Anatomie d’un imaginaire
Le livre révèle sa pleine mesure dans sa portée symbolique. Le corps devient un territoire, et le territoire un corps. Les guerres y sont des cicatrices, les frontières des plaies ouvertes, les traités de paix de fragiles sutures. Chaque ville, chaque paysage est un organe de cet immense être. Lenka Horňáková-Civade explore cette anatomie avec une finesse qui dialogue constamment avec l’art et l’histoire. Cette exploration la mène à une forme d’anthologie : le présent d’Europe est habité par ses fantômes — dieux antiques, victimes des guerres, utopies avortées, empires disparus. Son être est la somme de ses passés, une présence dont la densité vient de ses absences accumulées.

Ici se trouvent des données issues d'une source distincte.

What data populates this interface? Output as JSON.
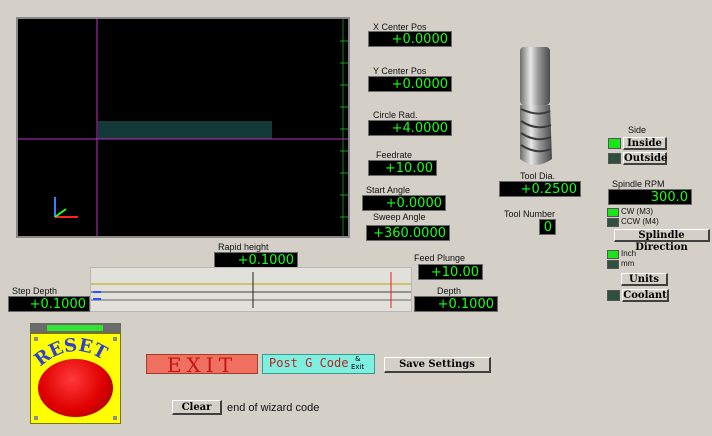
{
  "preview": {},
  "dros": {
    "x_center": {
      "label": "X Center Pos",
      "value": "+0.0000"
    },
    "y_center": {
      "label": "Y Center Pos",
      "value": "+0.0000"
    },
    "circle_rad": {
      "label": "Circle Rad.",
      "value": "+4.0000"
    },
    "feedrate": {
      "label": "Feedrate",
      "value": "+10.00"
    },
    "start_angle": {
      "label": "Start Angle",
      "value": "+0.0000"
    },
    "sweep_angle": {
      "label": "Sweep Angle",
      "value": "+360.0000"
    },
    "tool_dia": {
      "label": "Tool Dia.",
      "value": "+0.2500"
    },
    "tool_number": {
      "label": "Tool Number",
      "value": "0"
    },
    "spindle_rpm": {
      "label": "Spindle RPM",
      "value": "300.0"
    },
    "rapid_height": {
      "label": "Rapid height",
      "value": "+0.1000"
    },
    "feed_plunge": {
      "label": "Feed Plunge",
      "value": "+10.00"
    },
    "depth": {
      "label": "Depth",
      "value": "+0.1000"
    },
    "step_depth": {
      "label": "Step Depth",
      "value": "+0.1000"
    }
  },
  "side": {
    "title": "Side",
    "inside_label": "Inside",
    "outside_label": "Outside",
    "inside_active": true
  },
  "spindle": {
    "cw_label": "CW (M3)",
    "ccw_label": "CCW (M4)",
    "direction_button": "Splindle Direction",
    "cw_active": true
  },
  "units": {
    "inch_label": "Inch",
    "mm_label": "mm",
    "button": "Units",
    "inch_active": true
  },
  "coolant": {
    "button": "Coolant",
    "active": false
  },
  "reset": {
    "label": "RESET"
  },
  "exit": {
    "label": "EXIT"
  },
  "post": {
    "label": "Post G Code",
    "small_top": "&",
    "small_bottom": "Exit"
  },
  "save": {
    "label": "Save Settings"
  },
  "clear": {
    "label": "Clear",
    "note": "end of wizard code"
  },
  "colors": {
    "dro_text": "#19ff19",
    "led_on": "#19e619",
    "exit_bg": "#f07060",
    "exit_text": "#c01818",
    "post_bg": "#7ff0e0",
    "reset_red": "#e00000",
    "reset_yellow": "#ffff00"
  }
}
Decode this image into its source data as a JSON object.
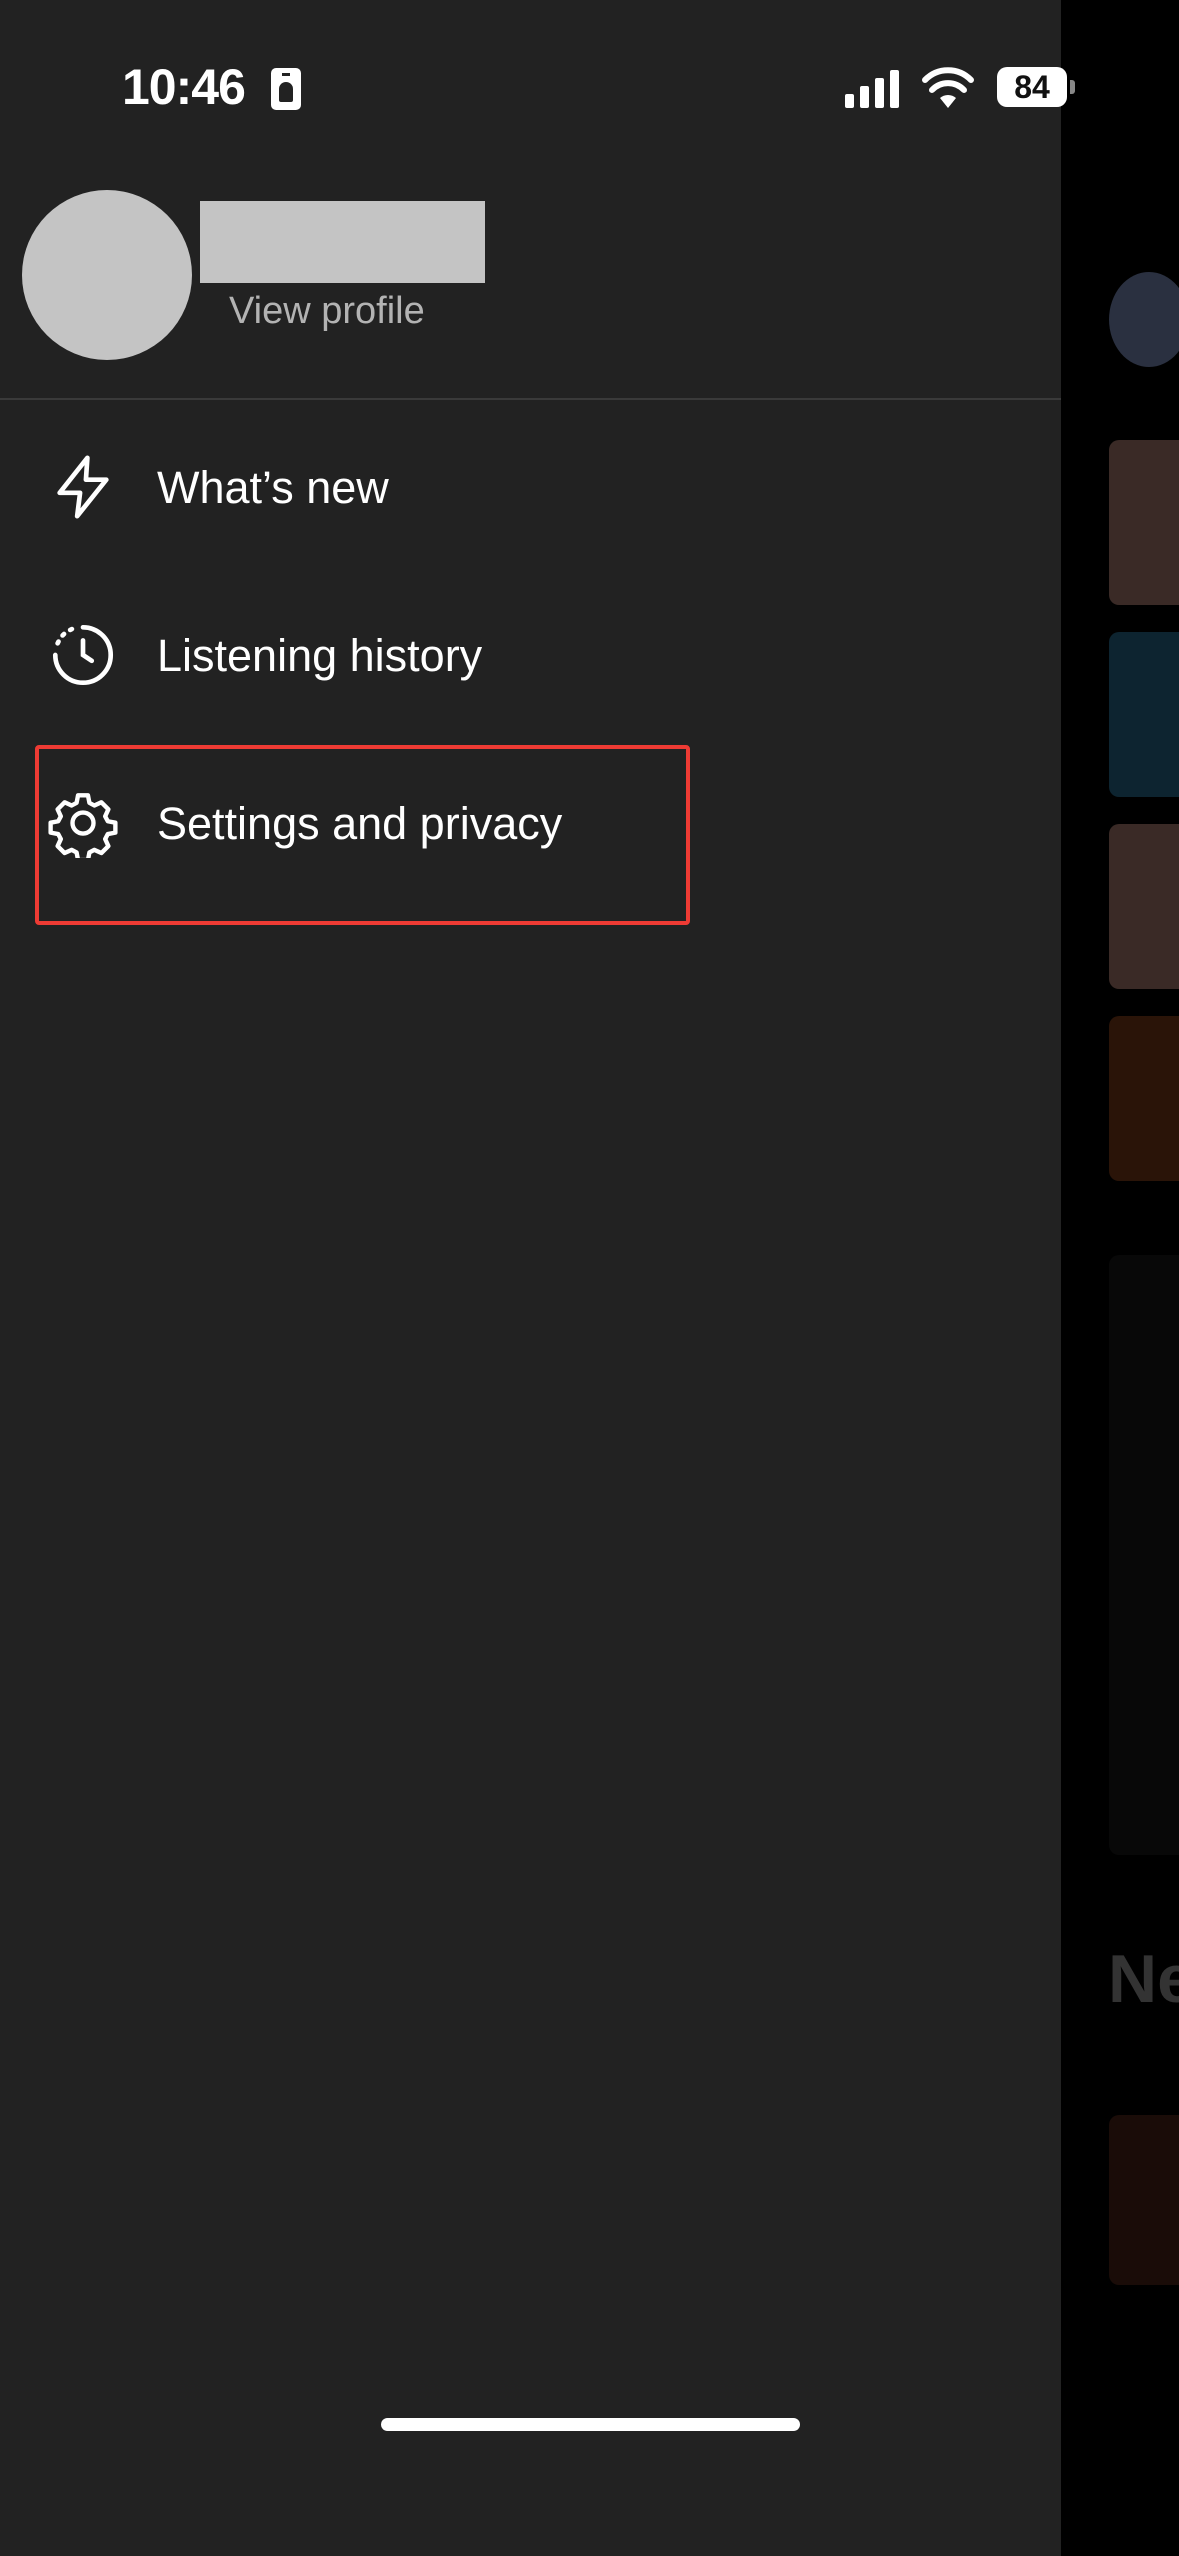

C’est un corps qui pense, souffre, désire, et qui sait aussi sa capacité à enfanter des monstruosités comme le fascisme ou le colonialisme.
Une Europe pour l'avenir
Moi, Europe est une œuvre dont la résonance contemporaine est immense. Elle parle de nos migrations, de nos crises, de cette tension perpétuelle entre héritage et avenir. En orchestrant cette prise de parole singulière, Lenka Horňáková-Civade nous interroge sur notre relation à ce legs complexe. Après avoir tout traversé, des enlèvements divins aux carnages industriels, la narratrice aboutit à une demande d’une simplicité désarmante : “Aimez-moi”. Cette injonction, qui clôt un voyage de plusieurs millénaires, vibre avec une urgence toute particulière. Le roman, boussole poétique, nous confie les clefs d’une mémoire vivante pour nous aider à imaginer comment habiter ensemble ce corps commun, si beau et si meurtri. C’est là que se logent la force universelle et la magnifique pertinence de cette proposition littéraire.